CAIRO (Reuters) - A popular Egyptian talk show host said on Friday he would suspend his programme until further notice due to increasing censorship pressure after an episode discussing the army’s handling of a protest that left at least 25 dead failed to air.
“This is my way of imposing self-censorship, it is to put the right word out or to say nothing at all,” a statement by Yosri Fouda said.
Fouda, whose show ran on a channel owned by Egyptian tycoon Naguib Sawiris, was due to host outspoken Egyptian novelist Alaa el-Aswany and newspaper editor and fellow talk show host Ibrahim Eissa on Thursday.
He did not explain why his programme was not aired, but said there had been “a noticeable decline in the freedom of the media”.
“A truth has been becoming more evident in the past few months that makes us feel that there are keen attempts to maintain the regime that people went out into the streets to bring down,” the statement said.
His guests were expected to comment on statements made by two members of the ruling military council on another nightly talk show that aired on Wednesday in which they defended the army’s crackdown on the Oct. 9 protest, blaming agitators for the violence.
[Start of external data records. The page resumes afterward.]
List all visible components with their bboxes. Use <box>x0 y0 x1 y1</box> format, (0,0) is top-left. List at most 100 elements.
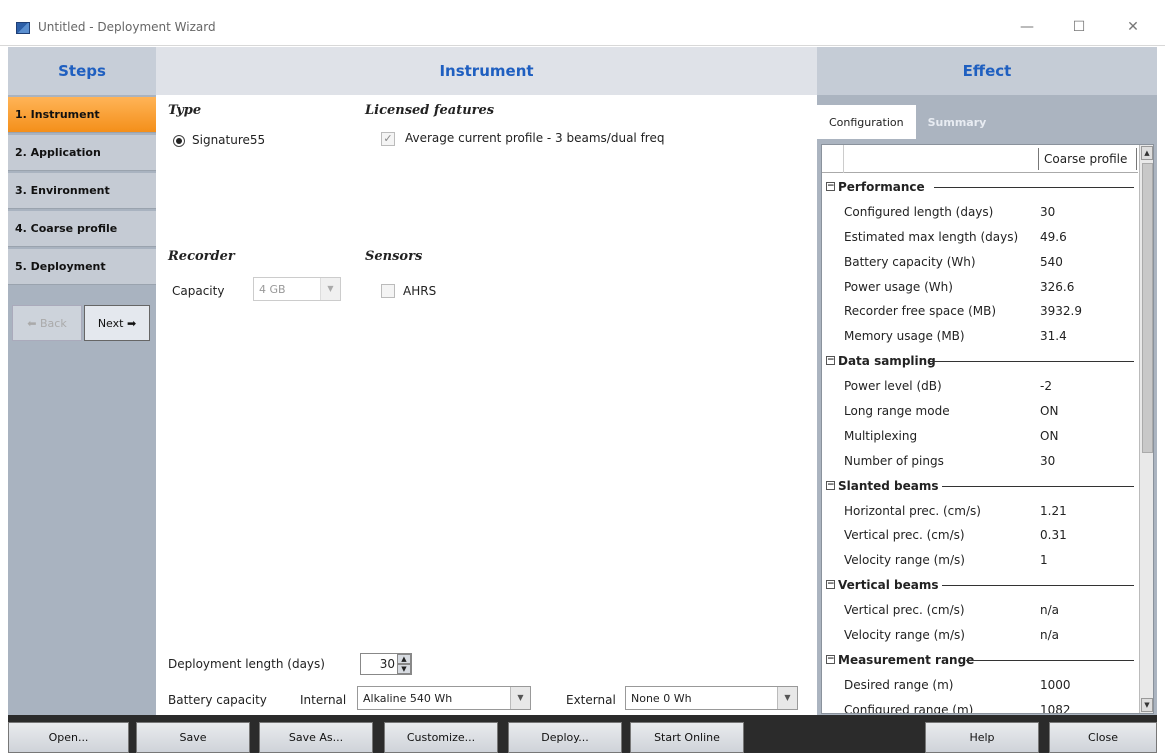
grid-row-label: Vertical prec. (cm/s) <box>844 528 965 543</box>
grid-row-label: Recorder free space (MB) <box>844 304 997 319</box>
grid-row-value: 1 <box>1040 553 1048 568</box>
grid-row[interactable]: Velocity range (m/s) n/a <box>822 623 1138 648</box>
grid-row-label: Number of pings <box>844 453 944 468</box>
scroll-thumb[interactable] <box>1142 163 1153 453</box>
external-battery-select[interactable]: None 0 Wh ▼ <box>625 686 798 710</box>
customize-button[interactable]: Customize... <box>384 722 498 753</box>
grid-rows: − Performance Configured length (days) 30 Es… <box>822 175 1138 713</box>
grid-row-value: 0.31 <box>1040 528 1067 543</box>
close-button[interactable]: Close <box>1049 722 1157 753</box>
chevron-down-icon: ▼ <box>777 687 797 709</box>
grid-scrollbar[interactable]: ▲ ▼ <box>1139 145 1153 713</box>
grid-row[interactable]: Velocity range (m/s) 1 <box>822 548 1138 573</box>
instrument-header: Instrument <box>156 47 817 95</box>
type-radio[interactable] <box>173 135 185 147</box>
grid-row[interactable]: Horizontal prec. (cm/s) 1.21 <box>822 499 1138 524</box>
collapse-icon[interactable]: − <box>826 580 835 590</box>
collapse-icon[interactable]: − <box>826 654 835 664</box>
grid-category-label: Data sampling <box>838 354 936 369</box>
tab-configuration[interactable]: Configuration <box>817 105 916 139</box>
grid-row[interactable]: Power level (dB) -2 <box>822 374 1138 399</box>
grid-category[interactable]: − Data sampling <box>822 349 1138 374</box>
step-environment[interactable]: 3. Environment <box>8 173 156 209</box>
grid-row-value: 1.21 <box>1040 503 1067 518</box>
grid-row[interactable]: Estimated max length (days) 49.6 <box>822 225 1138 250</box>
app-icon <box>16 22 30 34</box>
licensed-feature-label: Average current profile - 3 beams/dual f… <box>405 131 665 145</box>
collapse-icon[interactable]: − <box>826 182 835 191</box>
grid-row[interactable]: Vertical prec. (cm/s) 0.31 <box>822 523 1138 548</box>
grid-category[interactable]: − Measurement range <box>822 648 1138 673</box>
tab-summary[interactable]: Summary <box>916 105 999 139</box>
window-title: Untitled - Deployment Wizard <box>38 20 216 34</box>
category-divider <box>942 485 1134 487</box>
grid-row-value: -2 <box>1040 379 1052 394</box>
next-button[interactable]: Next ➡ <box>84 305 150 341</box>
category-divider <box>966 659 1134 661</box>
property-grid: Coarse profile − Performance Configured le… <box>821 144 1154 714</box>
grid-row[interactable]: Vertical prec. (cm/s) n/a <box>822 598 1138 623</box>
battery-capacity-label: Battery capacity <box>168 693 267 707</box>
grid-row-label: Memory usage (MB) <box>844 329 965 344</box>
category-divider <box>934 187 1134 188</box>
column-header-coarse-profile[interactable]: Coarse profile <box>1038 148 1137 170</box>
grid-row-label: Multiplexing <box>844 428 918 443</box>
sensors-heading: Sensors <box>365 249 423 264</box>
bottom-toolbar: Open... Save Save As... Customize... Dep… <box>8 715 1157 753</box>
grid-row-value: 1000 <box>1040 677 1071 692</box>
grid-category[interactable]: − Slanted beams <box>822 474 1138 499</box>
scroll-up-icon[interactable]: ▲ <box>1141 146 1153 160</box>
ahrs-checkbox[interactable] <box>381 284 395 298</box>
capacity-value: 4 GB <box>259 282 286 296</box>
grid-row[interactable]: Configured length (days) 30 <box>822 200 1138 225</box>
grid-row[interactable]: Battery capacity (Wh) 540 <box>822 250 1138 275</box>
grid-column-header: Coarse profile <box>822 145 1138 173</box>
chevron-down-icon: ▼ <box>510 687 530 709</box>
maximize-button[interactable]: ☐ <box>1064 14 1094 40</box>
step-application[interactable]: 2. Application <box>8 135 156 171</box>
grid-category[interactable]: − Performance <box>822 175 1138 200</box>
grid-row[interactable]: Desired range (m) 1000 <box>822 673 1138 698</box>
grid-row-label: Long range mode <box>844 404 950 419</box>
internal-battery-select[interactable]: Alkaline 540 Wh ▼ <box>357 686 531 710</box>
grid-category-label: Performance <box>838 180 925 194</box>
type-value: Signature55 <box>192 133 266 147</box>
step-deployment[interactable]: 5. Deployment <box>8 249 156 285</box>
grid-row-label: Power level (dB) <box>844 379 942 394</box>
step-coarse-profile[interactable]: 4. Coarse profile <box>8 211 156 247</box>
deployment-length-spinner[interactable]: 30 ▲ ▼ <box>360 653 412 675</box>
category-divider <box>942 585 1134 587</box>
grid-row-value: 49.6 <box>1040 229 1067 244</box>
scroll-down-icon[interactable]: ▼ <box>1141 698 1153 712</box>
collapse-icon[interactable]: − <box>826 480 835 490</box>
internal-label: Internal <box>300 693 347 707</box>
grid-row[interactable]: Power usage (Wh) 326.6 <box>822 275 1138 300</box>
minimize-button[interactable]: — <box>1012 14 1042 40</box>
help-button[interactable]: Help <box>925 722 1039 753</box>
spinner-arrows-icon[interactable]: ▲ ▼ <box>397 654 411 674</box>
step-instrument[interactable]: 1. Instrument <box>8 97 156 133</box>
save-button[interactable]: Save <box>136 722 250 753</box>
grid-row[interactable]: Multiplexing ON <box>822 424 1138 449</box>
grid-row[interactable]: Configured range (m) 1082 <box>822 698 1138 713</box>
capacity-select[interactable]: 4 GB ▼ <box>253 277 341 301</box>
instrument-panel: Instrument Type Signature55 Licensed fea… <box>156 47 817 715</box>
deploy-button[interactable]: Deploy... <box>508 722 622 753</box>
grid-row[interactable]: Memory usage (MB) 31.4 <box>822 324 1138 349</box>
start-online-button[interactable]: Start Online <box>630 722 744 753</box>
effect-header: Effect <box>817 47 1157 95</box>
open-button[interactable]: Open... <box>8 722 129 753</box>
licensed-feature-checkbox[interactable]: ✓ <box>381 132 395 146</box>
step-nav: ⬅ Back Next ➡ <box>8 305 156 341</box>
grid-category[interactable]: − Vertical beams <box>822 573 1138 598</box>
back-button[interactable]: ⬅ Back <box>12 305 82 341</box>
save-as-button[interactable]: Save As... <box>259 722 373 753</box>
close-window-button[interactable]: ✕ <box>1118 14 1148 40</box>
grid-row[interactable]: Number of pings 30 <box>822 449 1138 474</box>
grid-row-value: 30 <box>1040 204 1056 219</box>
grid-row[interactable]: Long range mode ON <box>822 399 1138 424</box>
type-heading: Type <box>168 103 202 118</box>
collapse-icon[interactable]: − <box>826 356 835 366</box>
grid-row[interactable]: Recorder free space (MB) 3932.9 <box>822 299 1138 324</box>
steps-panel: Steps 1. Instrument 2. Application 3. En… <box>8 47 156 715</box>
Clashes between protesters, many of whom were Coptic Christians, and troops led to the worst street violence since the fall of President Hosni Mubarak in February and drew a storm of criticism of the army.
Egyptian generals have defended the army’s actions and denied charges by activists that troops used live ammunition or that army vehicles crushed demonstrators under their wheels.
Egyptian state media was accused by activists of bias towards the military council during its coverage of the violence in which it called on Egyptians to go down into the streets to defend their army.
Fouda, whose show was widely watched and considered one of the most independent, said that recently there had been efforts to apply pressure on those who still defended the goals of the revolution.
“This is with the aim of making them voluntarily impose some kind of self-censorship about things that should not be left unsaid or beautified,” he said.
Fouda is not the first Egyptian journalist to complain about censorship after the country’s popular uprising.
A group of journalists launched a “white columns” initiative on Oct. 5 and left their columns blank in protest at what they called the interference of the military council with the content of some newspapers.
Egyptian authorities have sent warnings to ONTV where Fouda works and another satellite channel called Dream TV earlier this month, in what was seen by critics as a crackdown on media ahead of a scheduled parliamentary election on Nov. 28.
The Egyptian General Authority for Free Zones and Investment (GAFI) warned ONTV to bring its programming back in line with the kind of content it had obtained a licence for.
Egyptian police also raided the offices of an Al Jazeera channel in Cairo two times in September saying that the channel did not have a proper licence.